Beyond high school, teachers would continue to be the single greatest influence in my life, offering to me a safe place of understanding. My college and seminary teachers and professors opened my mind in ways that I didn’t know existed and offered me blessing after blessing after blessing with their words of affirmation and encouragement. Through the teaching/learning process they nurtured an imagination within me that taught me that life offers possibility after possibility after possibility. It is not an overstatement when I say that the teachers throughout my entire life—those I have named and others: Bob Poerschke, Alan Neely, Sam Balentine, Elizabeth Barnes, Dick Hester, Bonnie Stone, Lou Rosser and Mahan Siler—have shaped the core of the person I am today. So when I think about how teachers have shaped my life I think of Maya Angelou’s words, “I come as one, but I represent thousands.” Maybe not thousands, but for certain every teacher and every educator whose class I’ve sat in.
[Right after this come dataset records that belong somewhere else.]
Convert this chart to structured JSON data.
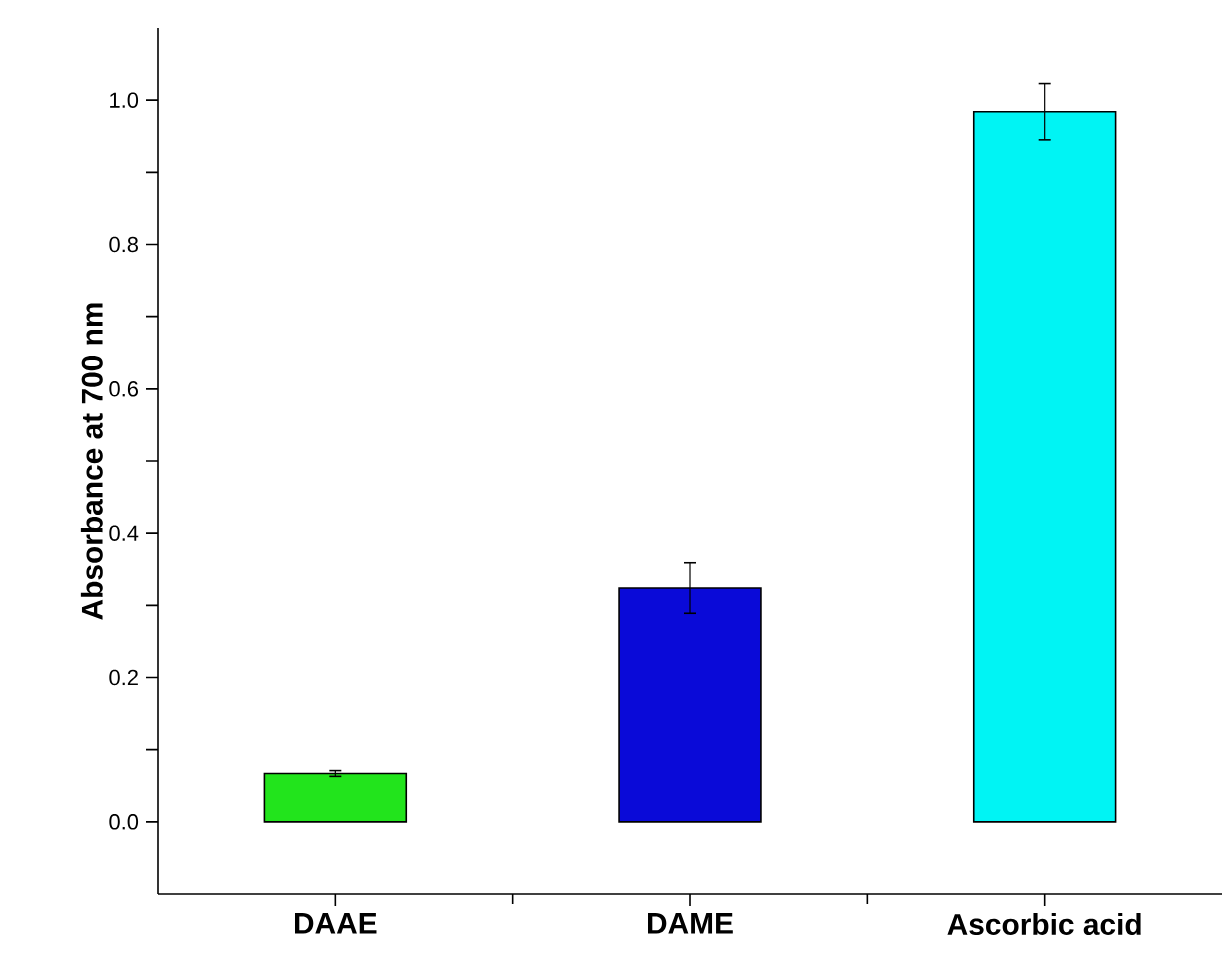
{
  "chart_data": {
    "type": "bar",
    "ylabel": "Absorbance at 700 nm",
    "categories": [
      "DAAE",
      "DAME",
      "Ascorbic acid"
    ],
    "values": [
      0.067,
      0.324,
      0.984
    ],
    "errors": [
      0.004,
      0.035,
      0.039
    ],
    "colors": [
      "#22e41c",
      "#0a0ad8",
      "#00f4f4"
    ],
    "ylim": [
      -0.1,
      1.1
    ],
    "yticks": [
      {
        "value": 0.0,
        "label": "0.0"
      },
      {
        "value": 0.1,
        "label": null
      },
      {
        "value": 0.2,
        "label": "0.2"
      },
      {
        "value": 0.3,
        "label": null
      },
      {
        "value": 0.4,
        "label": "0.4"
      },
      {
        "value": 0.5,
        "label": null
      },
      {
        "value": 0.6,
        "label": "0.6"
      },
      {
        "value": 0.7,
        "label": null
      },
      {
        "value": 0.8,
        "label": "0.8"
      },
      {
        "value": 0.9,
        "label": null
      },
      {
        "value": 1.0,
        "label": "1.0"
      }
    ],
    "grid": false
  }
}
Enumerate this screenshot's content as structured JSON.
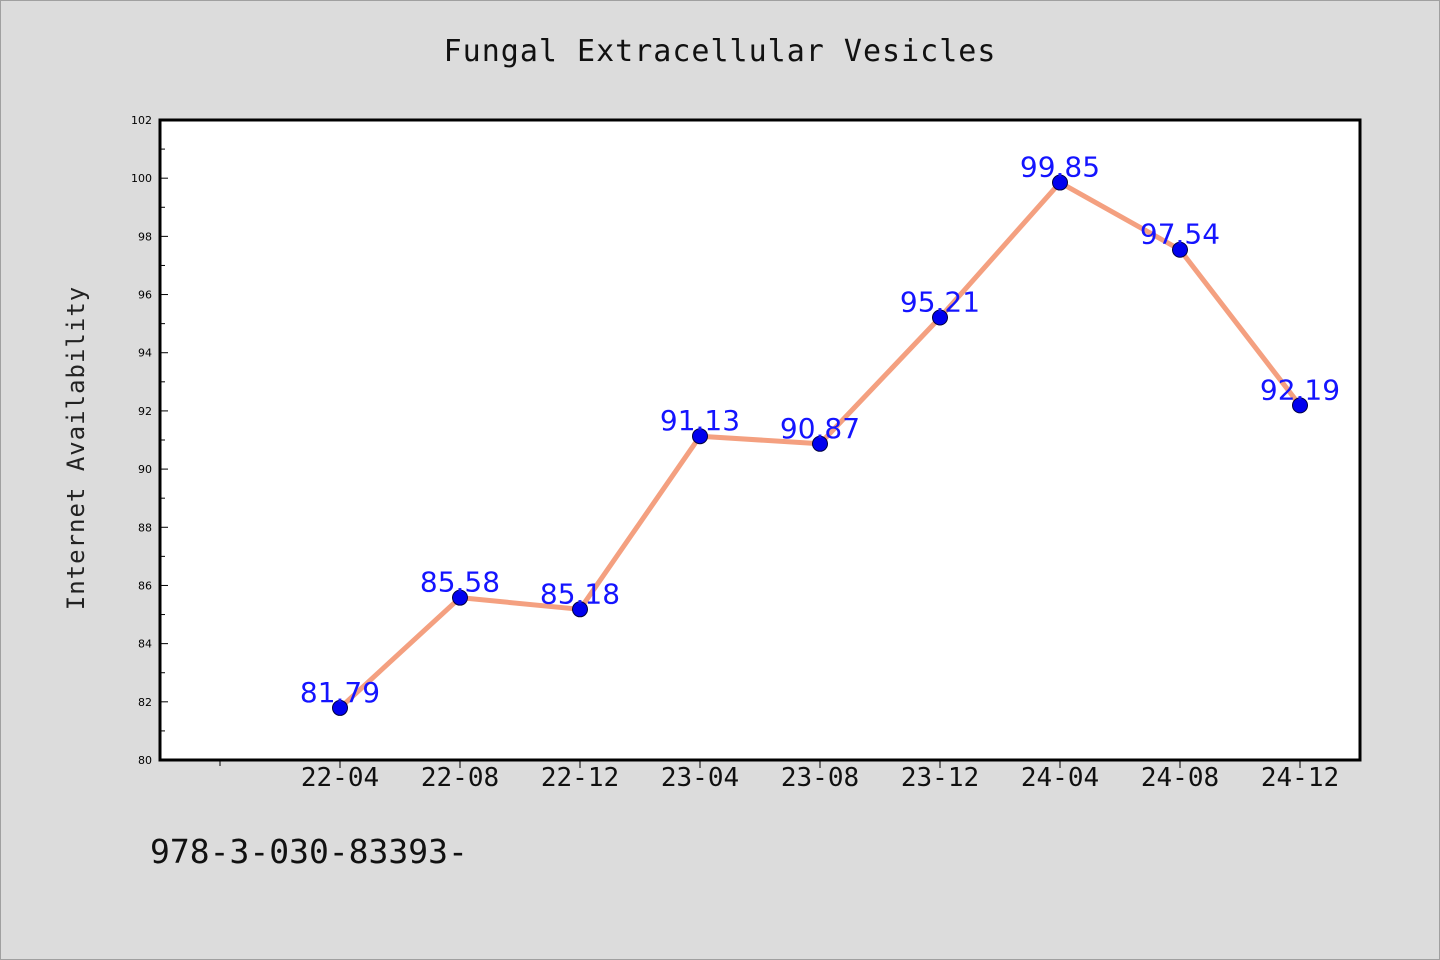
{
  "chart_data": {
    "type": "line",
    "title": "Fungal Extracellular Vesicles",
    "xlabel": "",
    "ylabel": "Internet Availability",
    "categories": [
      "22-04",
      "22-08",
      "22-12",
      "23-04",
      "23-08",
      "23-12",
      "24-04",
      "24-08",
      "24-12"
    ],
    "values": [
      81.79,
      85.58,
      85.18,
      91.13,
      90.87,
      95.21,
      99.85,
      97.54,
      92.19
    ],
    "data_labels": [
      "81.79",
      "85.58",
      "85.18",
      "91.13",
      "90.87",
      "95.21",
      "99.85",
      "97.54",
      "92.19"
    ],
    "ylim": [
      80,
      102
    ],
    "yticks": [
      80,
      82,
      84,
      86,
      88,
      90,
      92,
      94,
      96,
      98,
      100,
      102
    ],
    "grid": false,
    "colors": {
      "line": "#f4a080",
      "marker": "#0000ee",
      "label": "#1414ff",
      "background": "#dcdcdc",
      "plot_bg": "#ffffff"
    }
  },
  "footer_text": "978-3-030-83393-"
}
Today, our state is in a crisis when it comes to public education and supporting those who teach our children. Elizabeth Queen who is an MDiv student at Duke Divinity who compiled a document for the North Carolina Council of Churches titled “A Call to Action for People of Faith and Public Education”: “In the United States, the value of education is a given for most people. Research and overwhelming public opinion both attest to the importance of the classroom as a laboratory for learning and skill development. Education is a doorway to resources that improve both the lives of students and their communities by providing them with social and cognitive skills that equip them for successful participation in society.” Despite this, she goes on to say “North Carolina’s education policies often do not support [the] basic needs of students and educators. Chris Hill, Director of the North Carolina Justice Center’s Education and Law Project, noted that there are several threats to public education in North Carolina that widen the achievement gap between student groups and undermine the adequate and equitable education of all the state’s students.” It seems that in NC the value of education may not be a given for many children.